In the past week, thousands of voters across Texas opened their mailboxes to learn that they might be dead. It was quite a shock to many of them.
This week, I began receiving calls from constituents who had received letters from Harris County voting officials stating the government had obtained information indicating they were deceased and, unless they responded to the letter within 30 days, their voter registration will be canceled. Thousands of such letters apparently have gone out across the state.
Here’s the back story: Last year, the legislature passed a bill, HB 174, instructing the secretary of state to coordinate with county election officials to clean up voter rolls across Texas.
The law, a straightforward plan to remove deceased voters from election lists, passed with overwhelming bipartisan support because we all agree maintaining accurate election lists is vital to running fair and efficient elections. It went into effect Sept. 1 — of last year.
Thanks to the complexity of the task at hand, bureaucratic red tape and the sometimes slothlike pace in which federal, state and county governments coordinate, the final and most critical phase of the cleanup effort is only just now beginning, fewer than 55 days from Election Day and barely a month from the beginning of early voting.
The list of “potentially deceased voters” comes from the Texas secretary of state’s office, which gets it from the federal Social Security Administration, finesses it, and then sends it on to Texas county voting officials. The list is more of an “FYI, someone in your area named John Doe has passed on, you should double-check on that,” rather than a directive stating “John Doe at 123 Fake Street is definitely dead, remove him from the voter roll.”
The confusion, database errors, and rapidly approaching deadline raise the specter that thousands of legal Texas voters could be denied their right to vote as a result of a clearly flawed voter purge. Election officials are downplaying that concern, saying that anyone “mistakenly” removed from the voter lists will be able to easily rectify the situation on Election Day and have his or her vote counted.
Experience and reality say otherwise.
When you go to vote, the election official looks at your documentation and checks the list for your name, gives you your ballot, and you cast your vote. If you have been purged, there is not a note next to the names saying “please ask voters if they are alive”; your name is just gone. For election purposes, you do not exist.

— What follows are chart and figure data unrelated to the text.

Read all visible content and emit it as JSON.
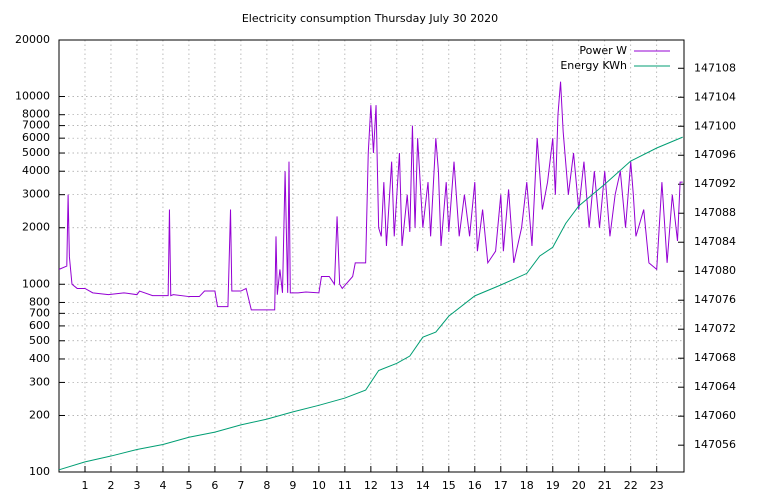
{
  "chart_data": {
    "type": "line",
    "title": "Electricity consumption Thursday July 30 2020",
    "xlim": [
      0,
      24.05
    ],
    "xticks": [
      1,
      2,
      3,
      4,
      5,
      6,
      7,
      8,
      9,
      10,
      11,
      12,
      13,
      14,
      15,
      16,
      17,
      18,
      19,
      20,
      21,
      22,
      23
    ],
    "ylim": [
      100,
      20000
    ],
    "ylog": true,
    "yticks": [
      100,
      200,
      300,
      400,
      500,
      600,
      700,
      800,
      1000,
      2000,
      3000,
      4000,
      5000,
      6000,
      7000,
      8000,
      10000,
      20000
    ],
    "y2lim": [
      147052.3,
      147111.9
    ],
    "y2ticks": [
      147056,
      147060,
      147064,
      147068,
      147072,
      147076,
      147080,
      147084,
      147088,
      147092,
      147096,
      147100,
      147104,
      147108
    ],
    "grid": true,
    "legend": "top-right",
    "series": [
      {
        "name": "Power W",
        "color": "#9400d3",
        "x": [
          0,
          0.3,
          0.35,
          0.4,
          0.5,
          0.7,
          1.0,
          1.3,
          1.9,
          2.5,
          3.0,
          3.1,
          3.6,
          4.2,
          4.25,
          4.3,
          4.4,
          5.0,
          5.4,
          5.6,
          6.0,
          6.1,
          6.5,
          6.6,
          6.65,
          7.0,
          7.2,
          7.4,
          8.0,
          8.3,
          8.35,
          8.4,
          8.5,
          8.6,
          8.7,
          8.8,
          8.85,
          8.9,
          9.2,
          9.5,
          10.0,
          10.1,
          10.4,
          10.6,
          10.7,
          10.8,
          10.9,
          11.3,
          11.4,
          11.8,
          11.9,
          12.0,
          12.1,
          12.2,
          12.3,
          12.4,
          12.5,
          12.6,
          12.8,
          12.9,
          13.1,
          13.2,
          13.4,
          13.5,
          13.6,
          13.7,
          13.8,
          14.0,
          14.2,
          14.3,
          14.5,
          14.6,
          14.7,
          14.9,
          15.0,
          15.2,
          15.4,
          15.6,
          15.8,
          16.0,
          16.1,
          16.3,
          16.5,
          16.8,
          17.0,
          17.1,
          17.3,
          17.5,
          17.8,
          18.0,
          18.2,
          18.4,
          18.6,
          18.8,
          19.0,
          19.1,
          19.2,
          19.3,
          19.4,
          19.6,
          19.8,
          20.0,
          20.2,
          20.4,
          20.6,
          20.8,
          21.0,
          21.2,
          21.4,
          21.6,
          21.8,
          22.0,
          22.1,
          22.2,
          22.5,
          22.7,
          23.0,
          23.2,
          23.4,
          23.6,
          23.8,
          23.9,
          24.0
        ],
        "values": [
          1200,
          1250,
          3000,
          1400,
          1000,
          950,
          950,
          900,
          880,
          900,
          880,
          920,
          870,
          870,
          2500,
          870,
          880,
          860,
          860,
          920,
          920,
          760,
          760,
          2500,
          920,
          920,
          950,
          730,
          730,
          730,
          1800,
          880,
          1200,
          900,
          4000,
          900,
          4500,
          900,
          900,
          910,
          900,
          1100,
          1100,
          1000,
          2300,
          1000,
          950,
          1100,
          1300,
          1300,
          5000,
          9000,
          5000,
          9000,
          2000,
          1800,
          3500,
          1600,
          4500,
          1800,
          5000,
          1600,
          3000,
          1900,
          7000,
          2000,
          6000,
          2000,
          3500,
          1800,
          6000,
          4000,
          1600,
          3500,
          1900,
          4500,
          1800,
          3000,
          1800,
          3500,
          1500,
          2500,
          1300,
          1500,
          3000,
          1500,
          3200,
          1300,
          2000,
          3500,
          1600,
          6000,
          2500,
          3500,
          6000,
          3000,
          8000,
          12000,
          6500,
          3000,
          5000,
          2500,
          4500,
          2000,
          4000,
          2000,
          4000,
          1800,
          3000,
          4000,
          2000,
          4500,
          3000,
          1800,
          2500,
          1300,
          1200,
          3500,
          1300,
          3000,
          1700,
          3500,
          3500
        ]
      },
      {
        "name": "Energy KWh",
        "color": "#009e73",
        "axis": "y2",
        "x": [
          0,
          1,
          2,
          3,
          4,
          5,
          6,
          7,
          8,
          9,
          10,
          11,
          11.8,
          12.3,
          13,
          13.5,
          14,
          14.5,
          15,
          16,
          17,
          18,
          18.5,
          19,
          19.5,
          20,
          21,
          22,
          23,
          24
        ],
        "values": [
          147052.6,
          147053.7,
          147054.5,
          147055.4,
          147056.1,
          147057.1,
          147057.8,
          147058.8,
          147059.6,
          147060.6,
          147061.5,
          147062.5,
          147063.6,
          147066.3,
          147067.3,
          147068.3,
          147070.9,
          147071.6,
          147073.8,
          147076.6,
          147078.1,
          147079.7,
          147082.1,
          147083.3,
          147086.6,
          147089,
          147092,
          147095.2,
          147097,
          147098.5
        ]
      }
    ]
  }
}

As officials try to sort out the confusion, the line behind you will get longer, complicating the election for everyone in your precinct. Meanwhile, partisan election watchers will come over and raise objections to allowing you to cast your vote.
This should be a noncontroversial issue. We all want accurate voter rolls. Unfortunately, it comes at the same time that there are unprecedented efforts to prevent legal voters from exercising their right to vote.
Texas’ voter ID law, which erects onerous and unnecessary barriers to voting, recently was struck down by federal courts as being discriminatory, and there is a well-known and well-funded poll-watching operation in place to intimidate voters and unduly complicate the process on Election Day.
In the case of the voter purge, I don’t think there is any nefarious or malicious intent. Instead, it is all about timing. Election officials took a year to get the list in place, and now they want to start the process barely a month before early voting begins. If these letters had gone out in May, we would not be having this discussion because they would have had plenty of time to fix any errors.
The process is clearly flawed and fraught with peril. It took too long to get under way, and we are too close to Election Day to try to rush through a purge that likely will cost many Texans their opportunity to vote. In the name of fairness and efficiency, we should call a timeout until Jan. 1 and ask the secretary of state to work with the legislature and counties to ensure the cleanup is done in the most efficient, fair and transparent way, long before any elections take place so as to eliminate the appearance of political games.
Our state and our voters deserve no less.
Ellis, a Democrat, represents parts of Fort Bend and Harris counties in the Texas Senate.